[I found this in the drafts – written in Valdivia, Chile]
It’s just a Tuesday afternoon and I’m sitting here in front of a blank page knowing that I’m going to write something but not quite knowing what. Carving out time for writing like this is something that really matters to me. I don’t understand why I have the compulsion to write, but I know that writing brings to me a peace. I feel settled when I have written, calm. It’s like by putting words into sentences I construct an order in my mind which diminishes any undercurrents of nervous anticipation. And as I’m always changing locations, changing living environments, there is always some nervous anticipation lying around to be swept up onto the page.
Soon I’m going to head out to the supermarket to pick up some eggs and some cheese. There’s a simplicity to this that I quite enjoy. Overcomplicate life and you lose track of what’s important. You miss out on the afternoons dedicated to doing the thing you love.
When I switched from working for someone else’s goals to working for my own, I promised myself that I would spend more time with my family. It sounds odd perhaps that my way of spending more time with my family involves living the other side of the world.

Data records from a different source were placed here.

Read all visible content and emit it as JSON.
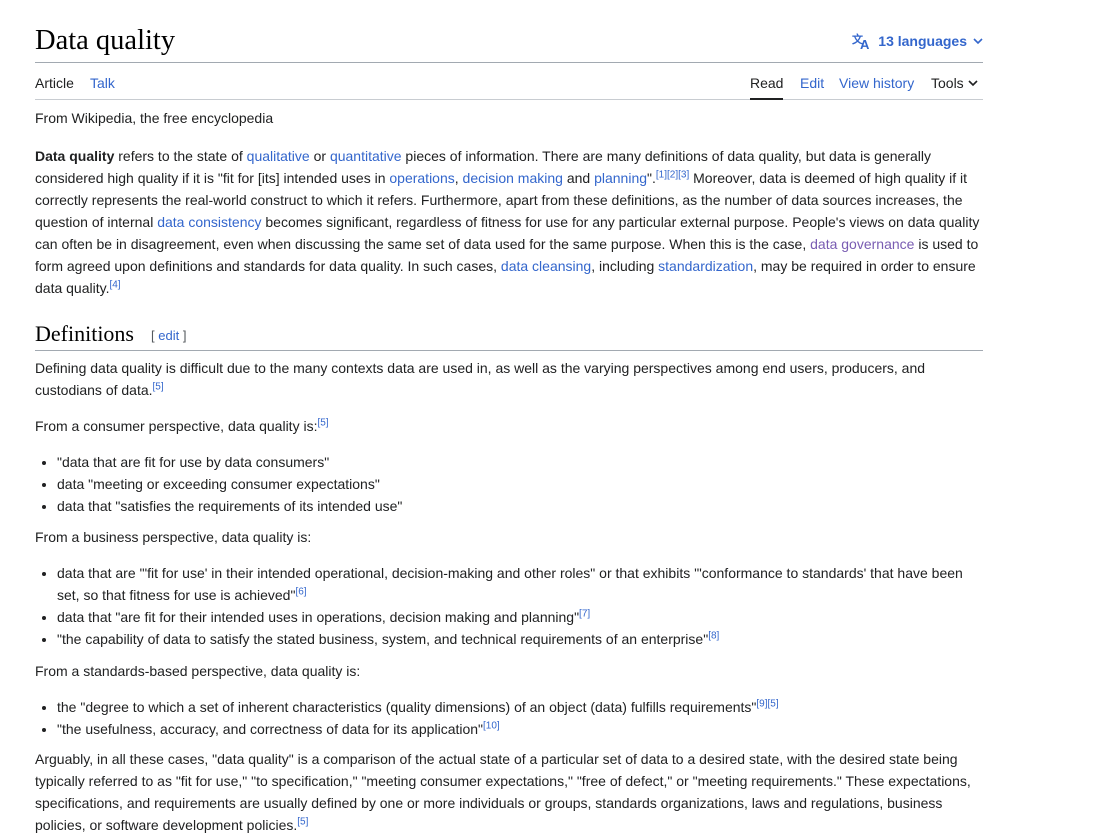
{
  "title": "Data quality",
  "languages_label": "13 languages",
  "tabs": {
    "article": "Article",
    "talk": "Talk",
    "read": "Read",
    "edit": "Edit",
    "history": "View history",
    "tools": "Tools"
  },
  "tagline": "From Wikipedia, the free encyclopedia",
  "intro": {
    "bold": "Data quality",
    "t1": " refers to the state of ",
    "l_qualitative": "qualitative",
    "t2": " or ",
    "l_quantitative": "quantitative",
    "t3": " pieces of information. There are many definitions of data quality, but data is generally considered high quality if it is \"fit for [its] intended uses in ",
    "l_operations": "operations",
    "t4": ", ",
    "l_decision": "decision making",
    "t5": " and ",
    "l_planning": "planning",
    "t6": "\".",
    "ref_123": "[1][2][3]",
    "t7": " Moreover, data is deemed of high quality if it correctly represents the real-world construct to which it refers. Furthermore, apart from these definitions, as the number of data sources increases, the question of internal ",
    "l_consistency": "data consistency",
    "t8": " becomes significant, regardless of fitness for use for any particular external purpose. People's views on data quality can often be in disagreement, even when discussing the same set of data used for the same purpose. When this is the case, ",
    "l_governance": "data governance",
    "t9": " is used to form agreed upon definitions and standards for data quality. In such cases, ",
    "l_cleansing": "data cleansing",
    "t10": ", including ",
    "l_standardization": "standardization",
    "t11": ", may be required in order to ensure data quality.",
    "ref_4": "[4]"
  },
  "definitions": {
    "heading": "Definitions",
    "edit_open": "[ ",
    "edit_label": "edit",
    "edit_close": " ]",
    "p1": "Defining data quality is difficult due to the many contexts data are used in, as well as the varying perspectives among end users, producers, and custodians of data.",
    "p1_ref": "[5]",
    "consumer_intro": "From a consumer perspective, data quality is:",
    "consumer_ref": "[5]",
    "consumer_items": [
      "\"data that are fit for use by data consumers\"",
      "data \"meeting or exceeding consumer expectations\"",
      "data that \"satisfies the requirements of its intended use\""
    ],
    "business_intro": "From a business perspective, data quality is:",
    "business_items": [
      {
        "text": "data that are '\"fit for use' in their intended operational, decision-making and other roles\" or that exhibits '\"conformance to standards' that have been set, so that fitness for use is achieved\"",
        "ref": "[6]"
      },
      {
        "text": "data that \"are fit for their intended uses in operations, decision making and planning\"",
        "ref": "[7]"
      },
      {
        "text": "\"the capability of data to satisfy the stated business, system, and technical requirements of an enterprise\"",
        "ref": "[8]"
      }
    ],
    "standards_intro": "From a standards-based perspective, data quality is:",
    "standards_items": [
      {
        "text": "the \"degree to which a set of inherent characteristics (quality dimensions) of an object (data) fulfills requirements\"",
        "ref": "[9][5]"
      },
      {
        "text": "\"the usefulness, accuracy, and correctness of data for its application\"",
        "ref": "[10]"
      }
    ],
    "closing": "Arguably, in all these cases, \"data quality\" is a comparison of the actual state of a particular set of data to a desired state, with the desired state being typically referred to as \"fit for use,\" \"to specification,\" \"meeting consumer expectations,\" \"free of defect,\" or \"meeting requirements.\" These expectations, specifications, and requirements are usually defined by one or more individuals or groups, standards organizations, laws and regulations, business policies, or software development policies.",
    "closing_ref": "[5]"
  }
}
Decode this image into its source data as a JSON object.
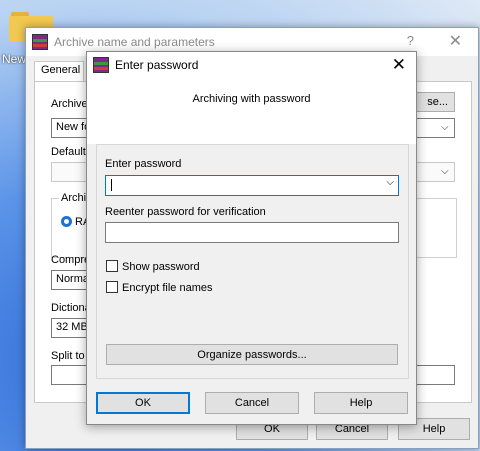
{
  "desktop": {
    "folder_label": "New"
  },
  "back_window": {
    "title": "Archive name and parameters",
    "help_glyph": "?",
    "close_glyph": "✕",
    "tab_general": "General",
    "archive_label": "Archive",
    "archive_value": "New fo",
    "browse_label": "se...",
    "default_label": "Default",
    "archive_format_label": "Archiv",
    "rar_label": "RA",
    "compression_label": "Compre",
    "compression_value": "Normal",
    "dictionary_label": "Dictiona",
    "dictionary_value": "32 MB",
    "split_label": "Split to",
    "ok_label": "OK",
    "cancel_label": "Cancel",
    "help_label": "Help"
  },
  "dialog": {
    "title": "Enter password",
    "close_glyph": "✕",
    "message": "Archiving with password",
    "enter_password_label": "Enter password",
    "enter_password_value": "",
    "reenter_label": "Reenter password for verification",
    "reenter_value": "",
    "show_password_label": "Show password",
    "show_password_checked": false,
    "encrypt_names_label": "Encrypt file names",
    "encrypt_names_checked": false,
    "organize_label": "Organize passwords...",
    "ok_label": "OK",
    "cancel_label": "Cancel",
    "help_label": "Help"
  },
  "icons": {
    "dropdown": "chevron-down-icon",
    "app": "winrar-icon",
    "folder": "folder-icon"
  }
}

I travel slowly and try not to live in a rush, although sometimes my instincts run contrary to this. Paulatinamente, step-by-step. There’s no need for constant haste. What happens though is that when I go home, I put my family first. Having a drink with my parents or grandparents becomes the purpose of the day, or the week, or the month. It’s okay to just stop and be with them.
The kitchen fills with smoky spices and shouts and music and the fire alarm sounds and someone swings the door shut and the father makes a joke about my cooking skills and the mother is throwing things in the sink.
From this Latin American world I live in, there is nothing so strange about spending periods of time living in your parents’ house. And having travelled so much, I’ve discovered that my parents are actually quite easy to live with. They’re accommodating and the fridge is always full of food. We never run out of toilet paper or AA batteries or sticky plasters. The father might get enthusiastic about saving the universe and the mother has a distinctly different pace of action to me, but they have grown used to their itinerant daughter appearing and disappearing.
Writing settles me. It helps me understand what matters to me, what I care about and unsurprisingly I credit it with a lot of my current contentment. If I didn’t write, I don’t know how I would know myself.